Easter is a great time to welcome spring, regardless of your religious views. We are welcoming new grass, buds on trees, flowers peeking up from the ground. We also welcome many things in our house. Most of these are great for us (candy, flowers, delicious food) but not all of them are great for our pets. So, what do we need to be cautious of this Easter season?
The first and most important are lilies. Lilies are the quintessential Easter flower, and are extremely toxic to cats. Lilies of all varieties are toxic to cats, including Easter lilies. The leaves, flowers, stalks and even pollen (!!) can cause irreversible kidney damage. Most cats are too smart to eat flowers, but many are curious enough to rub their face on them. It is a rare cat that is not tempted to knock a vase over and sample the water, and even a sip of the water from them is toxic. The amount of pollen that transfers as cats groom themselves can be deadly. Any lilies from the families Lilium or Hemerocallis are extremely toxic and should be avoided. Though lilies are beautiful, if you have cats in the house pick a different type of flower. Whenever I see pictures of cats posing next to gorgeous bouquets I just about lose my mind. If you aren’t confident about leaving lilies out of the bouquet, just skip.
Cats aren’t the only ones at risk on this holiday, but since our dogs are the typical food stealers/indiscriminate eaters, the cats often get forgotten about. This is one case where the cats have the most to lose.
Dogs who eat a large high-fat meal are extremely prone to developing pancreatitis. This is a complicated disease that is often treated with hospitalization and fluids. What might these high-fat meals be? Certainly an Easter ham, lamb or roast would qualify. And, although we always think we are paying attention, it only takes a couple of minutes of welcoming a guest for a sly dog to eat some roast. It also only takes one guest sneaking your dog pieces of meat or gravy to push them over the edge.
We all know that chocolate is toxic to pets, but Easter gives a chance to have baskets of it all over. All over. Eggs that are hidden particularly well may be passed over by humans, but picked up by keen-scenting dogs.
Chocolate is so tempting that often our dogs can jump up to get it, even if it is “out of reach.” Remember that chairs, stairs and step stools can be used by our dogs as well. And, remember when we talked about how cats love to knock things onto the floor? This is no exception. Make sure all Easter baskets are kept well out of reach of pets. This is especially important after they’ve been broken into and been forgotten about in a temporary sugar coma. Make sure to discuss with your kids how important it is to keep Easter baskets out of pet territory. Chocolate-toxicity effects can range from vomiting and diarrhea to kidney failure, seizures and death.
While it may seem strange, candy with artificial sweeteners is even more toxic. Our pets are not equipped to metabolize this, and it can cause drastic spikes in their blood sugar. In addition to life-threatening hypoglycemia, it can also cause liver failure. This includes all artificial sweeteners to some degree, but xylitol (which is found in many types of gum) is the worst.
Easter grass is another danger that isn’t always thought about. In the same manner as tinsel, Easter grass waves in the wind, is fun to chase, and can be sparkly.

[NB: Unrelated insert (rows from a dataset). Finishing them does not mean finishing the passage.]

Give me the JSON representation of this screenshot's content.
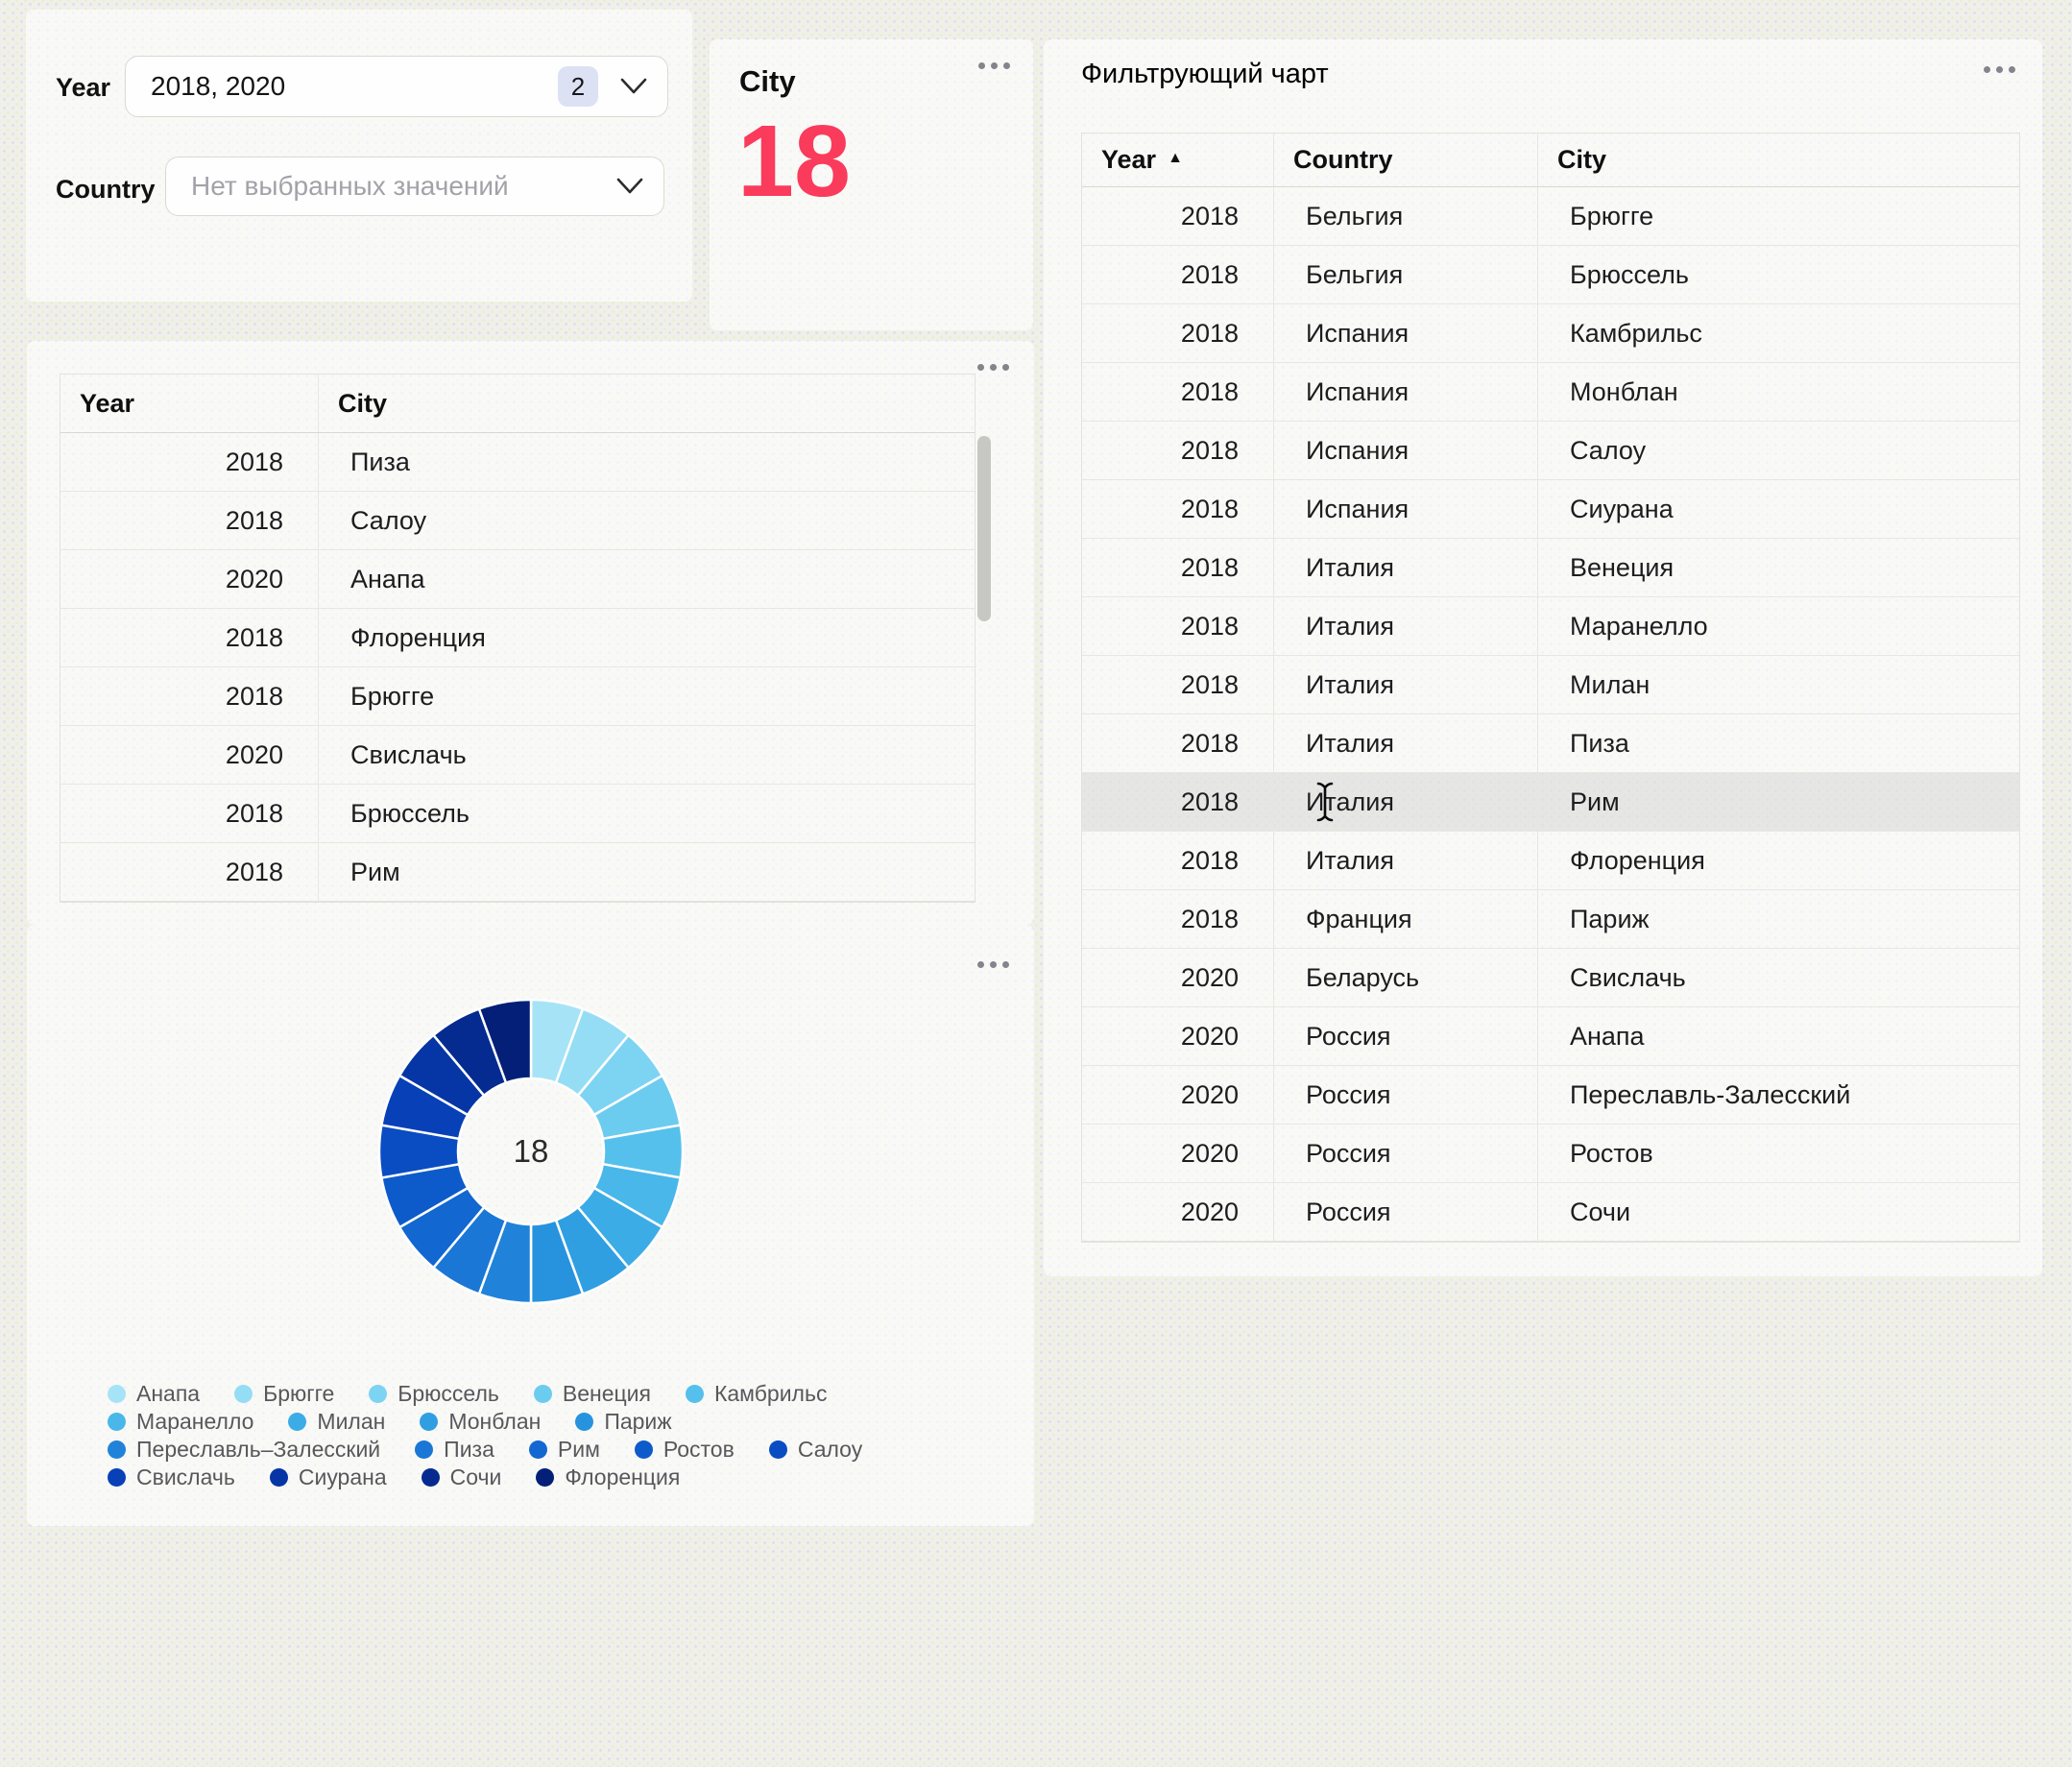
{
  "filters": {
    "year": {
      "label": "Year",
      "value": "2018, 2020",
      "count_badge": "2"
    },
    "country": {
      "label": "Country",
      "placeholder": "Нет выбранных значений"
    }
  },
  "metric_card": {
    "title": "City",
    "value": "18"
  },
  "filtering_chart": {
    "title": "Фильтрующий чарт",
    "columns": [
      "Year",
      "Country",
      "City"
    ],
    "sort_column": "Year",
    "sort_icon": "▲",
    "highlighted_row_index": 10,
    "rows": [
      {
        "year": "2018",
        "country": "Бельгия",
        "city": "Брюгге"
      },
      {
        "year": "2018",
        "country": "Бельгия",
        "city": "Брюссель"
      },
      {
        "year": "2018",
        "country": "Испания",
        "city": "Камбрильс"
      },
      {
        "year": "2018",
        "country": "Испания",
        "city": "Монблан"
      },
      {
        "year": "2018",
        "country": "Испания",
        "city": "Салоу"
      },
      {
        "year": "2018",
        "country": "Испания",
        "city": "Сиурана"
      },
      {
        "year": "2018",
        "country": "Италия",
        "city": "Венеция"
      },
      {
        "year": "2018",
        "country": "Италия",
        "city": "Маранелло"
      },
      {
        "year": "2018",
        "country": "Италия",
        "city": "Милан"
      },
      {
        "year": "2018",
        "country": "Италия",
        "city": "Пиза"
      },
      {
        "year": "2018",
        "country": "Италия",
        "city": "Рим"
      },
      {
        "year": "2018",
        "country": "Италия",
        "city": "Флоренция"
      },
      {
        "year": "2018",
        "country": "Франция",
        "city": "Париж"
      },
      {
        "year": "2020",
        "country": "Беларусь",
        "city": "Свислачь"
      },
      {
        "year": "2020",
        "country": "Россия",
        "city": "Анапа"
      },
      {
        "year": "2020",
        "country": "Россия",
        "city": "Переславль-Залесский"
      },
      {
        "year": "2020",
        "country": "Россия",
        "city": "Ростов"
      },
      {
        "year": "2020",
        "country": "Россия",
        "city": "Сочи"
      }
    ]
  },
  "left_table": {
    "columns": [
      "Year",
      "City"
    ],
    "rows": [
      {
        "year": "2018",
        "city": "Пиза"
      },
      {
        "year": "2018",
        "city": "Салоу"
      },
      {
        "year": "2020",
        "city": "Анапа"
      },
      {
        "year": "2018",
        "city": "Флоренция"
      },
      {
        "year": "2018",
        "city": "Брюгге"
      },
      {
        "year": "2020",
        "city": "Свислачь"
      },
      {
        "year": "2018",
        "city": "Брюссель"
      },
      {
        "year": "2018",
        "city": "Рим"
      }
    ]
  },
  "donut": {
    "center_label": "18",
    "slices": [
      {
        "name": "Анапа",
        "color": "#a7e3f7",
        "value": 1
      },
      {
        "name": "Брюгге",
        "color": "#95ddf5",
        "value": 1
      },
      {
        "name": "Брюссель",
        "color": "#7dd3f2",
        "value": 1
      },
      {
        "name": "Венеция",
        "color": "#6cccf0",
        "value": 1
      },
      {
        "name": "Камбрильс",
        "color": "#55c0ec",
        "value": 1
      },
      {
        "name": "Маранелло",
        "color": "#49b7e9",
        "value": 1
      },
      {
        "name": "Милан",
        "color": "#3cace6",
        "value": 1
      },
      {
        "name": "Монблан",
        "color": "#2f9fe2",
        "value": 1
      },
      {
        "name": "Париж",
        "color": "#2793de",
        "value": 1
      },
      {
        "name": "Переславль–Залесский",
        "color": "#2083d9",
        "value": 1
      },
      {
        "name": "Пиза",
        "color": "#1b77d5",
        "value": 1
      },
      {
        "name": "Рим",
        "color": "#1267d0",
        "value": 1
      },
      {
        "name": "Ростов",
        "color": "#0d5bca",
        "value": 1
      },
      {
        "name": "Салоу",
        "color": "#0a4cc2",
        "value": 1
      },
      {
        "name": "Свислачь",
        "color": "#0840b8",
        "value": 1
      },
      {
        "name": "Сиурана",
        "color": "#0635a5",
        "value": 1
      },
      {
        "name": "Сочи",
        "color": "#052b91",
        "value": 1
      },
      {
        "name": "Флоренция",
        "color": "#031f78",
        "value": 1
      }
    ],
    "legend_rows": [
      [
        0,
        1,
        2,
        3,
        4
      ],
      [
        5,
        6,
        7,
        8
      ],
      [
        9,
        10,
        11,
        12,
        13
      ],
      [
        14,
        15,
        16,
        17
      ]
    ]
  },
  "chart_data": {
    "type": "pie",
    "title": "",
    "labels": [
      "Анапа",
      "Брюгге",
      "Брюссель",
      "Венеция",
      "Камбрильс",
      "Маранелло",
      "Милан",
      "Монблан",
      "Париж",
      "Переславль–Залесский",
      "Пиза",
      "Рим",
      "Ростов",
      "Салоу",
      "Свислачь",
      "Сиурана",
      "Сочи",
      "Флоренция"
    ],
    "values": [
      1,
      1,
      1,
      1,
      1,
      1,
      1,
      1,
      1,
      1,
      1,
      1,
      1,
      1,
      1,
      1,
      1,
      1
    ],
    "center_label": "18",
    "legend_position": "bottom"
  },
  "colors": {
    "metric_value": "#fa3b5c",
    "page_background": "#f0f0ea",
    "highlight_row": "#e7e7e4",
    "badge_background": "#dce2f4"
  }
}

Every component of it is delightful to cats, except what happens after they eat it. Lucky cats simply have some colorful poop for a few days, but unlucky cats can develop serious intestinal issues. They often require surgical removal. Real planted grass and tissue paper are great alternatives, though, if we are honest, most kids don’t care about what is under their candy as long as candy is there!
The last thing to remember is that animals are NOT presents. Chicks, ducklings, and bunnies grow up into pets that need ongoing care. These often get neglected and end up dying even if the intentions started out well. Please stick to the plush versions that don’t suffer if they get forgotten about, and are much less messy, anyway!